What Olick failed to mention was that housing was a quintessential industry that has long enjoyed the option of compensating by becoming more innovative, but gone down the cheap labor road instead. Indeed, an outsized share of its workforce consists of not only immigrant workers, but illegal aliens. And its labor productivity levels are actually down since 1968 – which is no coincidence.
But the Trump administration’s restrictive immigration policies may finally be forcing home-builders and other construction companies to start using their collective noggins to control costs. As Olick reports, the industry is starting to use 3-D printing technology “in a big way.” According to executives whose companies are using the new technology, it can cut costs by between 10 percent to 40 percent. And one big reason, in Olick’s words, is that “3D-printed homes require very few workers, as the printer does the bulk of the construction.”
Her post also mentions that 3-D-built homes promise to be sturdier and more energy-efficient than their conventional counterparts, and generate less construction waste, too.

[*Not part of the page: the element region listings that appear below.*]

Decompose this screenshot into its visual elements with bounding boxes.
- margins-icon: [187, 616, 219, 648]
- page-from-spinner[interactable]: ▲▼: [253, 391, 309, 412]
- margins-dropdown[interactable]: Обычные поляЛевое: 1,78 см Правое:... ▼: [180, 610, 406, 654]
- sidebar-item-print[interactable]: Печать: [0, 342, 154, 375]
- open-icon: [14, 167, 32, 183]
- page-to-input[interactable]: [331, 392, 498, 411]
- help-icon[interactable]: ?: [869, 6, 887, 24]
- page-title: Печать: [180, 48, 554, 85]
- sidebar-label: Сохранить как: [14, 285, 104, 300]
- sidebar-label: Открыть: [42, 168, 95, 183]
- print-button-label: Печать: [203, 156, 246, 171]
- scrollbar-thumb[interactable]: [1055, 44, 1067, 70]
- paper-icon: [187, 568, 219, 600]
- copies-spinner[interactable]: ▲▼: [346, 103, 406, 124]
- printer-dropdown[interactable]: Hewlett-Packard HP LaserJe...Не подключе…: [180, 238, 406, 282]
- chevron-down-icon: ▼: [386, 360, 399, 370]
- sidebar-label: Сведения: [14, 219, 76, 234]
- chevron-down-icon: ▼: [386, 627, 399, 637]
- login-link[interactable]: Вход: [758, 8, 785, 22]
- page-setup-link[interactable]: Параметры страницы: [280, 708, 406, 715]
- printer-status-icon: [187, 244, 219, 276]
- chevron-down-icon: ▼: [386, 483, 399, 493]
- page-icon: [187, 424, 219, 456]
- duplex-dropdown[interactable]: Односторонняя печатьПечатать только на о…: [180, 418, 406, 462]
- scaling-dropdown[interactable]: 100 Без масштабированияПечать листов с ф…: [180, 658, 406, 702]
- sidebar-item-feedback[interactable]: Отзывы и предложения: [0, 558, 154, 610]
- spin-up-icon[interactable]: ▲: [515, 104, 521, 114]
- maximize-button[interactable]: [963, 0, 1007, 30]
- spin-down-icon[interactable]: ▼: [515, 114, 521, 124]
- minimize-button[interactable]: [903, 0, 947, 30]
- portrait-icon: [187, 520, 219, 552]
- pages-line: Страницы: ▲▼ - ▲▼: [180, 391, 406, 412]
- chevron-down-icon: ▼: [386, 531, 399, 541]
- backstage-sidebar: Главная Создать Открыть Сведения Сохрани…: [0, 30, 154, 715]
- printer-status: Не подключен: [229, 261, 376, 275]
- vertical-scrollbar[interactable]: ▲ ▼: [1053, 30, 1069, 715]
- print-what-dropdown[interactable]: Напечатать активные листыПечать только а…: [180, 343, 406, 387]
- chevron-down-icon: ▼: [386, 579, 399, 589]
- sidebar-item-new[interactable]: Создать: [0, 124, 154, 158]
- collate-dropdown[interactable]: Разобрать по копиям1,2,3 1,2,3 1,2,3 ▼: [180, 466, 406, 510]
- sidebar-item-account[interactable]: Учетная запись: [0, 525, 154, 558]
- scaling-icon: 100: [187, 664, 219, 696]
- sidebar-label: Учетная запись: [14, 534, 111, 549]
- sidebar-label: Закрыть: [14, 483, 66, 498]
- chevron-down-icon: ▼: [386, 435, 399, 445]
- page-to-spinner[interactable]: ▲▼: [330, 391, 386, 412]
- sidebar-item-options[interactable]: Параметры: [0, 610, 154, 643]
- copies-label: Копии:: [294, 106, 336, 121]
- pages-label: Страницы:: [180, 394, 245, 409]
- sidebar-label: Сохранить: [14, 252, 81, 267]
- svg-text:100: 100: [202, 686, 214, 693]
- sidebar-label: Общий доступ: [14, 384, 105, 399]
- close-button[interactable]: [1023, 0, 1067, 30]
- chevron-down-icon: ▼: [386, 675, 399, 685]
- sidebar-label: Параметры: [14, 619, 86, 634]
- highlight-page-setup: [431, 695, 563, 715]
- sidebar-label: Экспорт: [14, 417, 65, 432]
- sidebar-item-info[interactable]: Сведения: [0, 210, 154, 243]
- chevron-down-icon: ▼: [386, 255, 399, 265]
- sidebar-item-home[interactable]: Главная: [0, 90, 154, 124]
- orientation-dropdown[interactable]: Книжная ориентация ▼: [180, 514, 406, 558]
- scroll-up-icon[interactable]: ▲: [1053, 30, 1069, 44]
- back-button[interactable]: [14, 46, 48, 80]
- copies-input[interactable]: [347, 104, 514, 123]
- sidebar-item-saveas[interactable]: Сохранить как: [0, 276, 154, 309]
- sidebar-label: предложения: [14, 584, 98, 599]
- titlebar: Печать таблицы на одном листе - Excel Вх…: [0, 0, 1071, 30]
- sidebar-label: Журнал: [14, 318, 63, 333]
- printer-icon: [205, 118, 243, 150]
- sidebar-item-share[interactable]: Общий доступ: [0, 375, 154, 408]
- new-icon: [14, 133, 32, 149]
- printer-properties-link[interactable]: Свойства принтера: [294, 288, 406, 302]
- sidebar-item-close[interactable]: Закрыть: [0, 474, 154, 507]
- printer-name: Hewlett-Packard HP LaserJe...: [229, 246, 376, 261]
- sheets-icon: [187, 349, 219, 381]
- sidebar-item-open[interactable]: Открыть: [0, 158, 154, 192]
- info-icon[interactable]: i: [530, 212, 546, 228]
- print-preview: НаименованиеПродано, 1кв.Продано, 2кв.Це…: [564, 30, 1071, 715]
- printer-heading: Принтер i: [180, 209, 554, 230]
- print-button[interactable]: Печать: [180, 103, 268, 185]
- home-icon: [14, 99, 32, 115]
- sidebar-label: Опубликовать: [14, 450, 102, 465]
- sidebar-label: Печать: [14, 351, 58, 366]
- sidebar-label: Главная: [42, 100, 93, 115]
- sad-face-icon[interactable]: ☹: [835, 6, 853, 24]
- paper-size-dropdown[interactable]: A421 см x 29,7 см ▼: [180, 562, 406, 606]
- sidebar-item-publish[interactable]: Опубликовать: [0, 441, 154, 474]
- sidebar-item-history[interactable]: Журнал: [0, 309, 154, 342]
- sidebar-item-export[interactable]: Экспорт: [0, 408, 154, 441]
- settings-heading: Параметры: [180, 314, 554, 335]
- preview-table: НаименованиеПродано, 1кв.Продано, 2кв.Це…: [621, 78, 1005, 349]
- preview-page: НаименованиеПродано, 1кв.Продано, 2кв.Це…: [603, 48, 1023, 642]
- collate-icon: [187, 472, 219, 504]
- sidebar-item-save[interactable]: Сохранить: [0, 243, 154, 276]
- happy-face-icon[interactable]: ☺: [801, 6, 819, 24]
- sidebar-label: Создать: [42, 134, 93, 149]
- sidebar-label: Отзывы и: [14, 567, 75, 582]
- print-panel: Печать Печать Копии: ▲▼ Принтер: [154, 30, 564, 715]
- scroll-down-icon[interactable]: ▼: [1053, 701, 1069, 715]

And business has been so good that one executive told her “The biggest challenge…is we are supply constrained. We have more people asking for us to build houses than we know what to do with now. Every construction system we have is booked up for the next 24 months.”
In fact, from an economy-wide perspective, the biggest, darkest cloud on the horizon is that President Biden’s Open Borders-friendly immigration policies will flood the labor market with low-skill workers again and take the pressure off the construction industry – and other productivity laggards. That result would richly deserve to be called “Build Back Worse.”